In pursuit of development the environment has become more vulnerable to both natural and human induced changes. Water systems are under threat from pollution and human related activities, forests face serious degradation as a result of expansion of settlements and agriculture.
It is important to constantly keep watch of such changes, set in motion interventions and address such impacts on the environment. Environmental Action planning is intended to provide guidance on solutions to some of these impacts through a systematic planning process.
Kenya prepared the first National Environment Action Plan in 1994 in pursuit of fulillment of Agenda 21 of the Rio summit of 1992. he process has been domesticated through a legal provision in the Environment Management and Coordination Act 1999 and now EMCA Cap 387. The legal framework provides for both the National and County governments to prepare Environmental Action Plans as part of mainstreaming of environmental concerns into the development planning process. In order to guide the process, there is an overarching need to standardize tools for sustainable environmental management. It is in this respect, that the development of these guidelines has been undertaken so as to provide a basis for monitoring the State of Environment (SOE) through environmental indicators that are embedded in the guidelines. The Constitution of Kenya 2010 has elevated environmental integrity into a human right; and has made deliberate and strategic effort to address environmental impacts, considering the environment a constitutional obligation of every individual as well providing a framework for environmental interventions at National and County levels.
These guidelines were prepared through a participatory process and it is expected that the same process will be used in preparation of the County and National Environment Action Plans.
The guidelines will facilitate development of action plans which link social, economic and environmental issues aimed at reducing poverty, enhancing equity and generating wealth for the present and future-generations. The expected outcome of sustainable development initiatives are national initiatives aimed at addressing issues of sustainable resource management and use; conducting research to build an information base and promoting information-sharing; and administering programmes that promote partnerships with all stakeholders for natural resource management and conservation.

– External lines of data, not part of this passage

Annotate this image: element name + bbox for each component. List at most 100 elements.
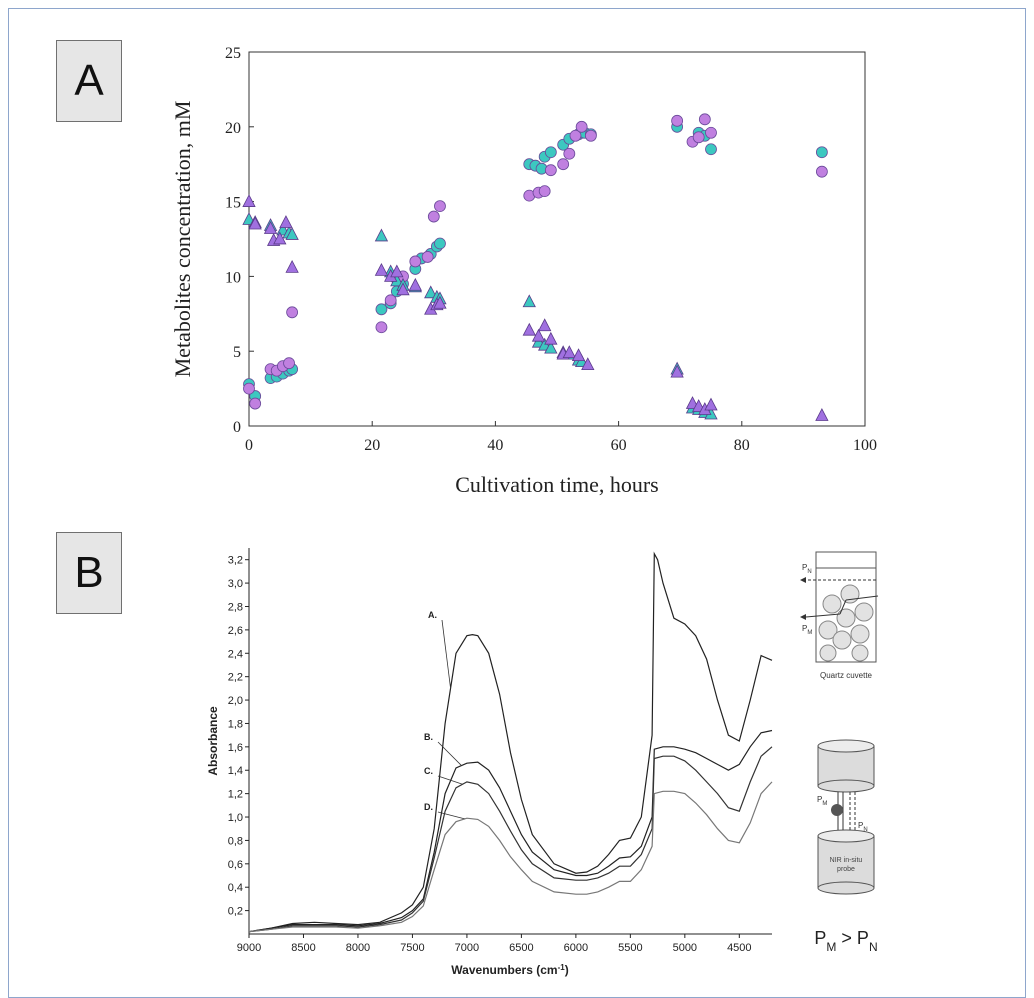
cuvette-diagram: PN PM Quartz cuvette — [800, 551, 879, 680]
x-tick-label: 100 — [853, 437, 877, 454]
scatter-point — [815, 165, 828, 178]
probe-caption-line1: NIR in-situ — [830, 857, 863, 864]
x-tick-label: 80 — [734, 437, 750, 454]
y-tick-label: 2,2 — [228, 672, 243, 684]
scatter-point — [562, 345, 576, 359]
scatter-point — [544, 164, 557, 177]
scatter-point — [584, 129, 597, 142]
y-tick-label: 2,6 — [228, 625, 243, 637]
scatter-point — [522, 322, 536, 336]
scatter-point — [705, 143, 717, 156]
series-leader-line — [441, 619, 451, 689]
probe-diagram: PM PN NIR in-situ probe — [817, 739, 875, 895]
chart-a-plot-frame — [248, 51, 866, 427]
scatter-point — [571, 348, 586, 362]
scatter-point — [249, 397, 262, 410]
chart-b-ylabel: Absorbance — [206, 706, 220, 776]
y-tick-label: 25 — [225, 45, 241, 62]
scatter-point — [285, 259, 299, 273]
y-tick-label: 1,8 — [228, 718, 243, 730]
x-tick-label: 9000 — [237, 942, 261, 954]
x-tick-label: 7000 — [455, 942, 479, 954]
y-tick-label: 10 — [225, 269, 241, 286]
scatter-point — [544, 146, 557, 159]
series-label: D. — [424, 802, 433, 812]
scatter-point — [544, 331, 558, 345]
cuvette-pm-arrow — [805, 613, 841, 618]
probe-pn-label: PN — [858, 821, 868, 833]
chart-a-points — [242, 113, 829, 421]
probe-particle — [831, 804, 843, 816]
y-tick-label: 2,0 — [228, 695, 243, 707]
series-label: A. — [428, 610, 437, 620]
y-tick-label: 0,6 — [228, 859, 243, 871]
y-tick-label: 0,8 — [228, 835, 243, 847]
scatter-point — [263, 221, 278, 234]
scatter-point — [692, 131, 705, 144]
chart-b-lines — [248, 551, 773, 933]
chart-a-y-ticks: 0 5 10 15 20 25 — [225, 45, 254, 436]
scatter-point — [242, 194, 256, 207]
x-tick-label: 6000 — [564, 942, 588, 954]
spectrum-line — [248, 746, 773, 933]
scatter-point — [815, 408, 829, 421]
scatter-point — [248, 216, 262, 230]
series-label: C. — [424, 766, 433, 776]
probe-top-cylinder — [817, 745, 875, 787]
y-tick-label: 1,0 — [228, 812, 243, 824]
scatter-point — [396, 282, 410, 296]
scatter-point — [698, 113, 711, 126]
y-tick-label: 3,0 — [228, 578, 243, 590]
chart-a-ylabel: Metabolites concentration, mM — [170, 101, 195, 378]
scatter-point — [538, 318, 552, 332]
x-tick-label: 5000 — [673, 942, 697, 954]
scatter-point — [408, 277, 422, 291]
scatter-point — [421, 251, 434, 263]
chart-a-xlabel: Cultivation time, hours — [455, 472, 659, 497]
scatter-point — [704, 397, 718, 411]
scatter-point — [283, 357, 295, 370]
scatter-point — [374, 228, 389, 242]
probe-caption-line2: probe — [837, 866, 855, 873]
scatter-point — [671, 114, 684, 127]
chart-b-y-ticks: 0,2 0,4 0,6 0,8 1,0 1,2 1,4 1,6 1,8 2,0 2,2 2,4 2,6 2… — [228, 555, 249, 918]
x-tick-label: 0 — [245, 437, 253, 454]
chart-a: 0 20 40 60 80 100 0 5 10 15 20 25 Cultivation time… — [170, 45, 877, 497]
scatter-point — [424, 285, 438, 299]
x-tick-label: 5500 — [618, 942, 642, 954]
scatter-point — [390, 264, 404, 278]
x-tick-label: 20 — [364, 437, 380, 454]
cuvette-incident-arrow — [845, 595, 879, 601]
scatter-point — [434, 237, 446, 250]
scatter-point — [286, 306, 299, 319]
x-tick-label: 60 — [611, 437, 627, 454]
y-tick-label: 20 — [225, 120, 241, 137]
scatter-point — [375, 303, 388, 316]
x-tick-label: 6500 — [509, 942, 533, 954]
y-tick-label: 2,8 — [228, 601, 243, 613]
y-tick-label: 1,4 — [228, 765, 243, 777]
scatter-point — [273, 231, 287, 245]
spectrum-line — [248, 551, 773, 933]
cuvette-particles — [818, 584, 874, 662]
scatter-point — [285, 227, 299, 240]
panel-a-label: A — [56, 40, 122, 122]
scatter-point — [279, 215, 293, 228]
scatter-point — [433, 295, 447, 309]
scatter-point — [670, 364, 684, 378]
y-tick-label: 0,4 — [228, 882, 243, 894]
scatter-point — [705, 126, 717, 139]
relation-text: PM > PN — [814, 928, 877, 954]
y-tick-label: 1,2 — [228, 789, 243, 801]
chart-b: 9000 8500 8000 7500 7000 6500 6000 5500 5000 4500… — [206, 548, 773, 977]
scatter-point — [815, 146, 828, 159]
scatter-point — [384, 294, 397, 307]
y-tick-label: 1,6 — [228, 742, 243, 754]
y-tick-label: 15 — [225, 195, 241, 212]
y-tick-label: 2,4 — [228, 648, 243, 660]
scatter-point — [557, 158, 570, 171]
x-tick-label: 8500 — [291, 942, 315, 954]
x-tick-label: 4500 — [727, 942, 751, 954]
scatter-point — [243, 382, 255, 395]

I am therefore delighted to recommend these guidelines for use during the preparation of the County Environmental Action Plans and the National Environment Action Plan. I would like to urge all institutions in charge of environmental planning and the County Environment Committees to prepare Environmental Acton Plans to bring to light strategic environment interventions to stem the negative environmental impacts arising from environmental and Natural resource exploitation.